Stan, Granddaddy's tend to be right because they have lived long enough to see everything. I had a next door farmer who told me long ago to buy land because they are not making it anymore. In fact he was telling me to buy cut over timber, for back taxes, and never sell it, only sell the timber and get several crops off it in my lifetime. Cut over timber back then sold for almost nothing and taxes were even less. He then talked my father into letting me do it, took me to inspect several parcels for sale every year and went with me to the tax sales at the court house door.
My uncle, the Sheriff, held the tax auctions twice a year. Though not legal, even in those days, I was allowed to bid on the parcels that I wanted. Back then you had to be 21 to be considered an adult but things like that were often just winked at. My father did have to sign the papers, on my behalf. Over five years I bought several large blocks, many smaller blocks of cut over timber and a small farm, for what even then was pennies on the dollar.
Several blocks of timber have been cut twice or even three times and should yield a one more timber crop before I pass away.
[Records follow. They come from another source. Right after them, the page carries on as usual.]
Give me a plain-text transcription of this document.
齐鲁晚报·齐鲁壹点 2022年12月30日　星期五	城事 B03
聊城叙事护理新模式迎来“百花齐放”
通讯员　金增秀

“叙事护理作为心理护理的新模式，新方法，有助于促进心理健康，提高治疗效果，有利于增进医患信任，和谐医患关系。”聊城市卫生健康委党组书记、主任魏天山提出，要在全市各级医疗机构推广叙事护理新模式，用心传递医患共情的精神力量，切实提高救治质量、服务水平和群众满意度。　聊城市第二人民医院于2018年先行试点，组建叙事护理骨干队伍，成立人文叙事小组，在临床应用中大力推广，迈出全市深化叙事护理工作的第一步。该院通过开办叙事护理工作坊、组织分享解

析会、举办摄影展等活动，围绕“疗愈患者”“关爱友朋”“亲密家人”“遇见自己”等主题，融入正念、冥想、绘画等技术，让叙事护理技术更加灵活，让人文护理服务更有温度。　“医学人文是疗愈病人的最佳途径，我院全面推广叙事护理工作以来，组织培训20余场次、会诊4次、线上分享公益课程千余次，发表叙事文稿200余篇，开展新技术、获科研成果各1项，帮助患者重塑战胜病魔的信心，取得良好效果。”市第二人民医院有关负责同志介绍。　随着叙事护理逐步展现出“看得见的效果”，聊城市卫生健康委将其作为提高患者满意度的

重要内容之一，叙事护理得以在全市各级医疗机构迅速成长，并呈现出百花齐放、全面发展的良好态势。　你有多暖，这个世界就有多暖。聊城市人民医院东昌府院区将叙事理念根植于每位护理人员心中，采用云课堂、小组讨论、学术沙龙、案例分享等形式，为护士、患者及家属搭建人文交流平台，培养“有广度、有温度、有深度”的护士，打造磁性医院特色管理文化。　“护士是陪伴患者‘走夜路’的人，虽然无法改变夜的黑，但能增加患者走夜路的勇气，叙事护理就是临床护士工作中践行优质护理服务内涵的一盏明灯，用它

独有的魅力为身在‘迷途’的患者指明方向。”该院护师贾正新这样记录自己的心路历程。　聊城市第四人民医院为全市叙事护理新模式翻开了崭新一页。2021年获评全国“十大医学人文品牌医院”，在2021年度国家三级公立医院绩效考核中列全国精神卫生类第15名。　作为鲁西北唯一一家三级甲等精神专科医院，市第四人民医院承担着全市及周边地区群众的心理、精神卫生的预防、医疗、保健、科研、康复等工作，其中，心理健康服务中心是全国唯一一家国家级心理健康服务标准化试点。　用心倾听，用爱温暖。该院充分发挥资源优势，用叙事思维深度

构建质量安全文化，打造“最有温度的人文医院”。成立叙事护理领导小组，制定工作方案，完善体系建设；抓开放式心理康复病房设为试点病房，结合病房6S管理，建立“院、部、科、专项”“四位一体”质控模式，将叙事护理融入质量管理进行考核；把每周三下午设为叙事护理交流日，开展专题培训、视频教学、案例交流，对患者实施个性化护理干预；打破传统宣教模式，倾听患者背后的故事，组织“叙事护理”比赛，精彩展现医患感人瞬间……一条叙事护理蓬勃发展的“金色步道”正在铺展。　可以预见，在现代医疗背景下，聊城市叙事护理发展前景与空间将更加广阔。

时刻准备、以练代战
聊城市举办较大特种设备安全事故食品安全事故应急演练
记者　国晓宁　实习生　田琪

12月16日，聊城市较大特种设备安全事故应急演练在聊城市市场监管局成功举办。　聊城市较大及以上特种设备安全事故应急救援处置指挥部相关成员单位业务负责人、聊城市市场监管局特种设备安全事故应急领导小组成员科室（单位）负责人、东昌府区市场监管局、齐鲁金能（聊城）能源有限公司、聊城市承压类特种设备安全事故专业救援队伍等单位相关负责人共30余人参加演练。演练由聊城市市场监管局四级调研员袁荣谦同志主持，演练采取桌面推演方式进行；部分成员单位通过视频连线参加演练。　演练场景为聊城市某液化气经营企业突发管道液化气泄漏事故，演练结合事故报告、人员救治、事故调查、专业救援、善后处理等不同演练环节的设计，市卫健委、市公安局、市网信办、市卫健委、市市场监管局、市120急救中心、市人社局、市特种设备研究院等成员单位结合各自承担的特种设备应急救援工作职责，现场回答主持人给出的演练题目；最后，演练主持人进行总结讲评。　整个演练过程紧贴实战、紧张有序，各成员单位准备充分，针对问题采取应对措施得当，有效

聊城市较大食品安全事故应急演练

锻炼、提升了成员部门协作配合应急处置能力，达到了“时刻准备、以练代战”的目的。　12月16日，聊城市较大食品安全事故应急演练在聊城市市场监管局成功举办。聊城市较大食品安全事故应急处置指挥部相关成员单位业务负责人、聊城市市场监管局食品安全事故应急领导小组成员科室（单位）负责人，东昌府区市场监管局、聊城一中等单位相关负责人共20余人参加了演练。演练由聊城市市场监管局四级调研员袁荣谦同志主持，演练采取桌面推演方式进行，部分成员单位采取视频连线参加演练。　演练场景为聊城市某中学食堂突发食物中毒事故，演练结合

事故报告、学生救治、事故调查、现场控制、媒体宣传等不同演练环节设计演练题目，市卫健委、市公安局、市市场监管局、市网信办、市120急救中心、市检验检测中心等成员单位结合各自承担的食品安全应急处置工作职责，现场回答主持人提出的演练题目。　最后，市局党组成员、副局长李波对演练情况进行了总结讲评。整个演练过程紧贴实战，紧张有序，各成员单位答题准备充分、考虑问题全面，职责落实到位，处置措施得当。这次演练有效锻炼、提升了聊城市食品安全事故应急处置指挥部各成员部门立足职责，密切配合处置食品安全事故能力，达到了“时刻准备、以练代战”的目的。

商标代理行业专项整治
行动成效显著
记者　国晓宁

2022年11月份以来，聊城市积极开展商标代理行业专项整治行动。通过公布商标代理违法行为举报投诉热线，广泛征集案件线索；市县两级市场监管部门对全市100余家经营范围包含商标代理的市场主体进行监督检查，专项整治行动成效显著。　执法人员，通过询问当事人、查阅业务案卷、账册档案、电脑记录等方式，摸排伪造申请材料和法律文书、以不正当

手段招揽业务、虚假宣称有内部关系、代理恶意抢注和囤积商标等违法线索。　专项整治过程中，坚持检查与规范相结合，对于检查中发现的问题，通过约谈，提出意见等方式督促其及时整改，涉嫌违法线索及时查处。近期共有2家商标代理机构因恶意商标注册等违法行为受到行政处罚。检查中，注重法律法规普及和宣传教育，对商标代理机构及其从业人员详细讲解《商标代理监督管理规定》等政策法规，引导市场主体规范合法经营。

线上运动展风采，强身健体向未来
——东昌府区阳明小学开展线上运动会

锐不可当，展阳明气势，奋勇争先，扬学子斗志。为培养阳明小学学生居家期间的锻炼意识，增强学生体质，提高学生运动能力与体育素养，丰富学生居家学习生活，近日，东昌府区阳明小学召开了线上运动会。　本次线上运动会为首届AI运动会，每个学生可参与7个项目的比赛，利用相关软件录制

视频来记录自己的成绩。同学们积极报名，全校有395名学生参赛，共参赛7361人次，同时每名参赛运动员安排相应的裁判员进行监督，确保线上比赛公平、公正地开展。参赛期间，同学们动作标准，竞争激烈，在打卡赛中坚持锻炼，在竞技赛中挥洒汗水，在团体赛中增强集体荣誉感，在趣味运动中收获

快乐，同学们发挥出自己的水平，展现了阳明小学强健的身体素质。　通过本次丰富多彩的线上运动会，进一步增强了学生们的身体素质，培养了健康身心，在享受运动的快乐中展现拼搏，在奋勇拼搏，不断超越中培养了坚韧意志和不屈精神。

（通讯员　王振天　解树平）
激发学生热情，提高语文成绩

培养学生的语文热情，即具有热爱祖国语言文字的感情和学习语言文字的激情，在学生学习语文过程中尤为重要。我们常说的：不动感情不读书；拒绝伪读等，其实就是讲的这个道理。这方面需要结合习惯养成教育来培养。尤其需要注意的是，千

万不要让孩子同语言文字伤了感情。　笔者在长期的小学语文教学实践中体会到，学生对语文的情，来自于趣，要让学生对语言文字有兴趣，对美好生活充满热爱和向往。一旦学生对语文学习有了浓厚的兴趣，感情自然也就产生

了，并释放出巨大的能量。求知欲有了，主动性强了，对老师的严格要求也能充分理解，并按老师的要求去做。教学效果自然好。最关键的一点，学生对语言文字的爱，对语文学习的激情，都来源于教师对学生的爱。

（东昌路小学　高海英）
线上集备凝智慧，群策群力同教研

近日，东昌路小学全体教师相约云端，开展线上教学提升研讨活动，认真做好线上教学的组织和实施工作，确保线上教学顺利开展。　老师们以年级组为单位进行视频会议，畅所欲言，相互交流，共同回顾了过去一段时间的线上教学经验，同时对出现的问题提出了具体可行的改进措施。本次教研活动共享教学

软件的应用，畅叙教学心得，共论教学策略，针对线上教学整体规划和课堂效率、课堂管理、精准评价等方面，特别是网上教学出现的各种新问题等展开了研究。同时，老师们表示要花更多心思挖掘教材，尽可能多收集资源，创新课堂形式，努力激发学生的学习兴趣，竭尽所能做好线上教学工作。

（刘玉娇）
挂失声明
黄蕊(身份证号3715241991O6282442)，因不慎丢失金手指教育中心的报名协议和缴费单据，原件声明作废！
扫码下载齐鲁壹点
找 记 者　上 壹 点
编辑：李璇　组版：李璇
I have never sold any of those parcels, I have swapped two for medium size farms and used the money from timber sales to increase those farms as neighboring land came up for sale. And Mr. Rounds was right, they are not making anymore land and the time to buy land is every opportunity you have, if you can figure a way to afford it. Land never pays in the short term but always does in the long term. I hope it never sees a correction in land prices. The Model 12 fad was just that, a fad and bound to burn out.